Kew today - Chinese persimmon
Come to Kew Gardens and see the glorious orange fruits of the Chinese persimmon
08 Jan 2010
Fruits of the Chinese persimmon (Diospyros kaki). (Image: RBG Kew)
Situated near the Ice House, one of Kew's Chinese persimmons is now covered in these glorious orange fruits, lit up by the winter sun. This tree is in fact a Champion Tree, which means it is the tallest or most massive example of its kind in this country. There are several other species of Diospyros at Kew, notably Diospyros lotus and Diospyros kaki var. lycopersicon, both of which fruit abundantly and can be found between King William's Temple and the Temperate House.
Like the gingko, one of these trees survived the 1945 Nagasaki atomic bomb.

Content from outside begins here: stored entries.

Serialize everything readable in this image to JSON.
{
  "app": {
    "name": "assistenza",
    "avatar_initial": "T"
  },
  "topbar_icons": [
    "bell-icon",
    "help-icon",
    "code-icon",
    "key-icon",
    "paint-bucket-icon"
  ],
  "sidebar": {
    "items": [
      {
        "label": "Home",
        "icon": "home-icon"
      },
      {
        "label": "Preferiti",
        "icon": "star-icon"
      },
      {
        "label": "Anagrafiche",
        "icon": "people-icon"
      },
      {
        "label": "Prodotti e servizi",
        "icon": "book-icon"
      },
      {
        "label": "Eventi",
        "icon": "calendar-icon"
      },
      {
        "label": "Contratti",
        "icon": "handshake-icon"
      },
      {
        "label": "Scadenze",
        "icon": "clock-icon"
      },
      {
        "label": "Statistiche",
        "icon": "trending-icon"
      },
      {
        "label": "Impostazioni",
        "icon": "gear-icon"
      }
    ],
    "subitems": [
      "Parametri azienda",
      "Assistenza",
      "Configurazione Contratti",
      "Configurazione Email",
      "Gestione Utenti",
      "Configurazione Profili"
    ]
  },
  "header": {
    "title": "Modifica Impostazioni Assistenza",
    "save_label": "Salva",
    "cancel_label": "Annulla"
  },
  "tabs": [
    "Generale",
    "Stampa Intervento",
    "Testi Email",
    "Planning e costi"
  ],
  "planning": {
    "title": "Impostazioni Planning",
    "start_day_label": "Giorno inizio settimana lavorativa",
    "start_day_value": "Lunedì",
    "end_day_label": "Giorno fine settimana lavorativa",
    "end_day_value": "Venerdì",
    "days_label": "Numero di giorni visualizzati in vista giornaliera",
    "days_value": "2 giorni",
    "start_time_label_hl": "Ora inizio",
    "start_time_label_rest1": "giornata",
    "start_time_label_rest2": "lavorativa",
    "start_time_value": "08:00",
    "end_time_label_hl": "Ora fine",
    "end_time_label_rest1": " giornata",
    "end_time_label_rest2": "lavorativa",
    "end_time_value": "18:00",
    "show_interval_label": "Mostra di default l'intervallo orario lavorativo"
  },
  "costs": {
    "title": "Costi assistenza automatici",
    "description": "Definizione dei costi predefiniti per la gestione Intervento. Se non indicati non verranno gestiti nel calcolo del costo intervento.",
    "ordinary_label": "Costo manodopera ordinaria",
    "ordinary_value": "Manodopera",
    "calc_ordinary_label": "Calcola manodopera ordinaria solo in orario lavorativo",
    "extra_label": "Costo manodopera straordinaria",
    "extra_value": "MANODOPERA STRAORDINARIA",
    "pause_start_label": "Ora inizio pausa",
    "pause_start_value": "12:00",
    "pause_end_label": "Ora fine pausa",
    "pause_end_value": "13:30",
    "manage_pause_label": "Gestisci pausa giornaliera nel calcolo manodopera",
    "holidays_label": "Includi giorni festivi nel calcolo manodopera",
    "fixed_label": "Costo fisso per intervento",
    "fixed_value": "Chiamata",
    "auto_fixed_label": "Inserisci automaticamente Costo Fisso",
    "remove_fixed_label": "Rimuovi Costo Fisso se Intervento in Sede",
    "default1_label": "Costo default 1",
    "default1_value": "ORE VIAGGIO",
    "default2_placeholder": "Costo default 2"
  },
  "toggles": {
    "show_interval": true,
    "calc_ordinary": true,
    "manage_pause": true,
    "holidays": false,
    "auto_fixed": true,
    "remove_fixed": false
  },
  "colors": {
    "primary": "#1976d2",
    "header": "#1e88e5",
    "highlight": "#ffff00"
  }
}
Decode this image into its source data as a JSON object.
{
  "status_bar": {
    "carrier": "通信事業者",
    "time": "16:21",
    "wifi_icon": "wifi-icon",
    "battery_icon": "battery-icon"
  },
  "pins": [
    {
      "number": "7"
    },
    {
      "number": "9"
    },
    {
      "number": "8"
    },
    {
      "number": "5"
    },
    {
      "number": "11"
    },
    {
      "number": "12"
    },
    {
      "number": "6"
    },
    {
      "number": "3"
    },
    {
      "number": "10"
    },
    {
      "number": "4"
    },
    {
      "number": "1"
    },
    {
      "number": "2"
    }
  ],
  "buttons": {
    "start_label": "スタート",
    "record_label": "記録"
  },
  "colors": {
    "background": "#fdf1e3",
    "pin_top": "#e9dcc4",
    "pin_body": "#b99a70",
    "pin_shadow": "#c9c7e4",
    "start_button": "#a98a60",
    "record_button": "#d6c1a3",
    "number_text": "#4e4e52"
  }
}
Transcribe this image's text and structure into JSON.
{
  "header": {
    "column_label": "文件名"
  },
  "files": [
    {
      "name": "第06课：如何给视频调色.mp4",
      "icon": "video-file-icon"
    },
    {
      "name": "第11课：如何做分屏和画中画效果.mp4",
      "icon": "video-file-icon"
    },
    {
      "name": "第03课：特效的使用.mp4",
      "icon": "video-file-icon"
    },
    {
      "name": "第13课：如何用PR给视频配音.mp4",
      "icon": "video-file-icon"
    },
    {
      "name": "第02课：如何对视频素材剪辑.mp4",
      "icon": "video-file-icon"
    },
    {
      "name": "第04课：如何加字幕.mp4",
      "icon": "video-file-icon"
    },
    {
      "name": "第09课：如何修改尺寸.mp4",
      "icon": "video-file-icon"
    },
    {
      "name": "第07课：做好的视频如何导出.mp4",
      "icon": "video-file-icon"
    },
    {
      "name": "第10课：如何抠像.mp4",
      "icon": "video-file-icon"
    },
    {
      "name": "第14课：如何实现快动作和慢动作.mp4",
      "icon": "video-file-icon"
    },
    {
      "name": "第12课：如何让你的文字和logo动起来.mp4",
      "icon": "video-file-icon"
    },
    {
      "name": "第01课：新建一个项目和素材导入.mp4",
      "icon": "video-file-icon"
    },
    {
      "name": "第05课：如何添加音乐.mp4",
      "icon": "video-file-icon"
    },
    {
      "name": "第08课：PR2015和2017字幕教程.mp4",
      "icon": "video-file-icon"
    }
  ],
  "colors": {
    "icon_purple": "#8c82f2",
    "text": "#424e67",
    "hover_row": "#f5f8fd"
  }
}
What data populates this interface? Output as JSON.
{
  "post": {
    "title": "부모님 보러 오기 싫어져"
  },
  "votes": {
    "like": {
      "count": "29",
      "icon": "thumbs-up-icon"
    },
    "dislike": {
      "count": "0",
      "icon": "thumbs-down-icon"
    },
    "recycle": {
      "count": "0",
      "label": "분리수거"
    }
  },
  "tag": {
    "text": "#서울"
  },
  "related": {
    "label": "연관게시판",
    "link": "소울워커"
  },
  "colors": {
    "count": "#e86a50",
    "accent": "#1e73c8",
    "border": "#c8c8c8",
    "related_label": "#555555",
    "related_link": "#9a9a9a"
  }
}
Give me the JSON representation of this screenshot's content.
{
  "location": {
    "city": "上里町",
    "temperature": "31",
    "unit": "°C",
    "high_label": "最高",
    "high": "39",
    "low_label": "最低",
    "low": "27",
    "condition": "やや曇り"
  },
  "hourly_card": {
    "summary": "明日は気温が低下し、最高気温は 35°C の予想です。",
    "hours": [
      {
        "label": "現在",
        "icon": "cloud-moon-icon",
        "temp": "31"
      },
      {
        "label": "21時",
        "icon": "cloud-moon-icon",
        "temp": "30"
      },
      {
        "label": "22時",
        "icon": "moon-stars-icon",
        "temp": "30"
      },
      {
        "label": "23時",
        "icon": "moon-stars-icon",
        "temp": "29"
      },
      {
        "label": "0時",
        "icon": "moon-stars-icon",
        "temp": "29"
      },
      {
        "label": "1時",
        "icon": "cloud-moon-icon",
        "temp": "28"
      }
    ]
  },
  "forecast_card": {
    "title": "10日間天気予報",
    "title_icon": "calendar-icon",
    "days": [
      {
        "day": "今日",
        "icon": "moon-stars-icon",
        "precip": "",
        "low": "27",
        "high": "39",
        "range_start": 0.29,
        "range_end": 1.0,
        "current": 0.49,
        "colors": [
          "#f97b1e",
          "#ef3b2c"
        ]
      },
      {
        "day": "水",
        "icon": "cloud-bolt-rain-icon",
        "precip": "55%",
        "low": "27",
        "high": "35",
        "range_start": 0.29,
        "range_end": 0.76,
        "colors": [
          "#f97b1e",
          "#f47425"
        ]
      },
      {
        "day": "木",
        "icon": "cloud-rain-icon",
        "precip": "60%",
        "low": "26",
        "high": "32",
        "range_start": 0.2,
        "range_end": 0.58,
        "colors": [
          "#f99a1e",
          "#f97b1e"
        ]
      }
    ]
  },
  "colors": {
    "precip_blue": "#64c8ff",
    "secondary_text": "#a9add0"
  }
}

The Chinese persimmon (Diospyros kaki) is native to China, Japan and Korea. It has long been cultivated in the East for its tasty fruit, often called Sharon or Kaki fruits. Its glossy dark green leaves turn wonderful shades of orange, red and purple in the autumn, with the fruit appearing in late summer, and ripening after the leaves fall. The fruit is extremely astringent until it ripens and becomes soft, and can be harvested from the tree immediately following a hard frost, which jumpstarts the bletting process and speeds decay.